Podría tener veinte o treinta libros y releerlos sin fin, saber sobre ellos más
que sus propios autores. Cuarenta, cincuenta libros: con eso basta para toda
una vida. Cada uno tendrá su lista.
Escuchar con los
ojos. Así llamaba Quevedo al acto de leer. Toda narración es, en cierto
sentido, un diálogo. El nuestro con los escritores, que sanos o enfermos,
muertos y vivos, siguen hablándoles a nuestros ojos. Es como la fotografía: al
mirarla escuchamos imágenes, pero sobre todo escuchamos la vibración del
instante, eso que a veces la buena fotografía sabe captar. “Escucho con mis
ojos a los muertos”, dice el verso de Quevedo. ¿No hay algo mágico en eso? El
protagonista de El guardián entre el
centeno afirma que solo quiere leer autores a los que llamaría por teléfono
para charlar un rato. Ring Lardner es uno de ellos, y estoy de acuerdo. Toda
lectura es como una conversación (y no un monólogo, como suelen creer esos de
los que hablé más arriba) en la que se produce el encuentro entre dos membranas
sensibles y, si tenemos suerte, el chispazo y la comunicación.
Fotos. Mi abuela
Pancha me crió, prácticamente. A ella le debo, entre otras cosas, mi gusto por
la comida frita y abundante. Ella tenía, en su ropero, junto a los viejos
zapatos con olor a naftalina, una gran caja de fotos familiares. La mayoría
eran de personas desconocidas, parientes muertos o desperdigados por la
generosa espalda de la república, granulados y en blanco y negro, con un
trasfondo de asados en el campo, comuniones o bebés llorones. Imaginar quiénes
eran esas personas y qué hacían ahí fue probablemente el inicio de mi vocación
por la escritura. Levanto el tubo y hablo por teléfono con Rodolfo Walsh.

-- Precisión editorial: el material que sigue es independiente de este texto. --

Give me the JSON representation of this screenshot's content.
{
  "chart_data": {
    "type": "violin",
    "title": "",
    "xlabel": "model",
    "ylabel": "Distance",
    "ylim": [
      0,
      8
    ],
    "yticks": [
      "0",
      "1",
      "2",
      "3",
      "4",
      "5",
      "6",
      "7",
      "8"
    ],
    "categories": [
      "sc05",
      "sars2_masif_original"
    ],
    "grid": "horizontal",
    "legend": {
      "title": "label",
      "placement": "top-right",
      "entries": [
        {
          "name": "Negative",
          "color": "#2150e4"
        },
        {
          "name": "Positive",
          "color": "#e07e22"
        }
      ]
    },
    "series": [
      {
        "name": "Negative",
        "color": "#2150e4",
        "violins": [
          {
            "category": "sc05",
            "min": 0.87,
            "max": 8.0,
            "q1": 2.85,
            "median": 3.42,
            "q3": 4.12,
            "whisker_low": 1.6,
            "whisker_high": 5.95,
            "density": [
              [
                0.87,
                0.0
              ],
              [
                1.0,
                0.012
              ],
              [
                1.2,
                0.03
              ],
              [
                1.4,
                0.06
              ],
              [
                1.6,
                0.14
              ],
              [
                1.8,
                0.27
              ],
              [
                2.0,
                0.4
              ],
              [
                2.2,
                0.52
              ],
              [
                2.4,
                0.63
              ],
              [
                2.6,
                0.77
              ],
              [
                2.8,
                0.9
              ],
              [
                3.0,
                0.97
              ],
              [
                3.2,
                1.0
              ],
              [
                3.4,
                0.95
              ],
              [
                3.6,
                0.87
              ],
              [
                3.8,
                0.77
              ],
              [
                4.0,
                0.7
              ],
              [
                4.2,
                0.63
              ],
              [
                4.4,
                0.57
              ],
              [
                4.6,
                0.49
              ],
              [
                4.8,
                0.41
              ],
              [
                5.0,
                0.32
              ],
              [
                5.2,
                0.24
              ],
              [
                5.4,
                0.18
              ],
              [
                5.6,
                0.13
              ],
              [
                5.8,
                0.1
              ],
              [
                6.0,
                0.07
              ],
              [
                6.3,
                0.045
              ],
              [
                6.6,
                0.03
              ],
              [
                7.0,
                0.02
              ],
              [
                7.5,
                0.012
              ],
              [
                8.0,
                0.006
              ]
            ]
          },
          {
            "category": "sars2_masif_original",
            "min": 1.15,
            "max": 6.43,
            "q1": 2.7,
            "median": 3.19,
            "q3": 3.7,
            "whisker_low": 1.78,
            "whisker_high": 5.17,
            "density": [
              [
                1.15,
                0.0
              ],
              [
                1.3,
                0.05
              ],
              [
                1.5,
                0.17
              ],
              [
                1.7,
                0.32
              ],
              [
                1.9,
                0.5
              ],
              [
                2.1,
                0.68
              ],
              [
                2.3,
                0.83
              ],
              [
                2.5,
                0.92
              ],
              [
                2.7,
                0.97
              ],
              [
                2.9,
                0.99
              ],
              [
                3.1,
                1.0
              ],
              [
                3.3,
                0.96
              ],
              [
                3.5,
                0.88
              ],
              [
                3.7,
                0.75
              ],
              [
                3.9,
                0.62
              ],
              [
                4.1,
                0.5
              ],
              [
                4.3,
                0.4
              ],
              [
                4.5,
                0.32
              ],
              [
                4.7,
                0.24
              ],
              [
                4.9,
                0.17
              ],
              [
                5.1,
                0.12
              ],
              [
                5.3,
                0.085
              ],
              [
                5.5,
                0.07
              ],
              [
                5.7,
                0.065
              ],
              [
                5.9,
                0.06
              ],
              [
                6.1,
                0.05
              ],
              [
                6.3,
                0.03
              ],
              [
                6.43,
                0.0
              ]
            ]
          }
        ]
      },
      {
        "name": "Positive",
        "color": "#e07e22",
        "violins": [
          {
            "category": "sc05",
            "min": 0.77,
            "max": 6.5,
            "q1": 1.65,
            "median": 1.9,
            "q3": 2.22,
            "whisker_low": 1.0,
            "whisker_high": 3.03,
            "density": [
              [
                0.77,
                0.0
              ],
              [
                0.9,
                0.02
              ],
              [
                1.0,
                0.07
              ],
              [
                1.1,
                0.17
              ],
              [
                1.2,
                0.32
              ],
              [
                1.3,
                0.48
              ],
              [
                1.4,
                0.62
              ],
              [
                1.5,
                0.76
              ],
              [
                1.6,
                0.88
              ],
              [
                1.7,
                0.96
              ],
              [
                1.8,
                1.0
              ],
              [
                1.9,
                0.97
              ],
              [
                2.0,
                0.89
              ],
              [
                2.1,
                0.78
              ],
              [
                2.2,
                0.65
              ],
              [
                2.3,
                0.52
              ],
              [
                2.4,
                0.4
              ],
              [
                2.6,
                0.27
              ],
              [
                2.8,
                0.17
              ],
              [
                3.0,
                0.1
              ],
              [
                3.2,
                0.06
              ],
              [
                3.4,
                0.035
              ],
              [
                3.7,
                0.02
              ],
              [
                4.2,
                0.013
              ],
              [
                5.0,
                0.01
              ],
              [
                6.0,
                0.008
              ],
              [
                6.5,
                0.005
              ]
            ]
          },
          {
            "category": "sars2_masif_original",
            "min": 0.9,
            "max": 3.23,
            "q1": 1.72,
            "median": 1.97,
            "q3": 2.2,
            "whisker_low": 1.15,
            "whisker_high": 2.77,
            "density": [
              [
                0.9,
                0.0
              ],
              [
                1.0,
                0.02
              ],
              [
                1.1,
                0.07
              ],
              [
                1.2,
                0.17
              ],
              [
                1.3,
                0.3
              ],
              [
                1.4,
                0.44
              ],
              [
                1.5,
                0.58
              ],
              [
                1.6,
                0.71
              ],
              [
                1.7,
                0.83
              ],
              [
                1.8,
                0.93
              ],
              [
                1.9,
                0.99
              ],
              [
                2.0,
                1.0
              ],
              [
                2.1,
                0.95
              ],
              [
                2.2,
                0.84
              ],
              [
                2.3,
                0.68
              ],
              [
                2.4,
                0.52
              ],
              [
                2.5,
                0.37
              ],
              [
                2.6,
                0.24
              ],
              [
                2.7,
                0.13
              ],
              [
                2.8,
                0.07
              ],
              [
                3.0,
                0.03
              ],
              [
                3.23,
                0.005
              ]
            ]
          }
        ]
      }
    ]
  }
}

Hola,
Rodolfo, te hablo para decirte que estoy releyendo “Fotos”, y que me gustaría
escribir como vos. Nunca podrás, dice él, con su voz rasposa por el cigarrillo
y por la muerte. “Fotos” es lo más parecido a una novela que Walsh escribió en
su vida: una nouvelle perfecta acerca
de una persona escindida en dos. El narrador y Mauricio Irigorri, el que
estudia abogacía y cumple las normas y observa, y el otro, el sacado, el que se
atreve a vivir y a ser muchas personas, sobre todo un artista. Es una historia
dialogada, cruzada por las voces de sus personajes, en forma de cartas, de
pensamientos, de charlas telefónicas. El narrador, desde Buenos Aires, escucha
las noticias sobre Mauricio, su amigo de la infancia, y arma la narración de quién
no pudo ser. Pero el tema del cuento son los mecanismos del arte. El fotógrafo,
que termina suicidándose, trata de unir arte y vida buscando el momento
perfecto de la expresión visual, el punctum
donde el resplandor de lo que a veces sentimos y perdemos se manifiesta. “Un
imperceptible movimiento interior, un resorte que se mueve, que descubre una
abertura y en el acto la cierra, pero por esa abertura, ese descuido del alma,
entra algo insaciable y destructor… ¿qué es?”. Así describe Mauricio el arte de
la fotografía. Y eso es lo que ve el narrador, cuando contempla la foto de la
laguna donde jugaban de chicos. “No sé por qué, ese sitio familiar me
resultaba, de golpe, desconocido, un paisaje del que no se vuelve, porque ya es
demasiado arde y se está muy lejos” Eso que sucede casi por casualidad en
algunas fotos familiares, en algunas incluso de las que mi abuela guardaba en
su caja y de las que yo miraba atónito a los once años y medio.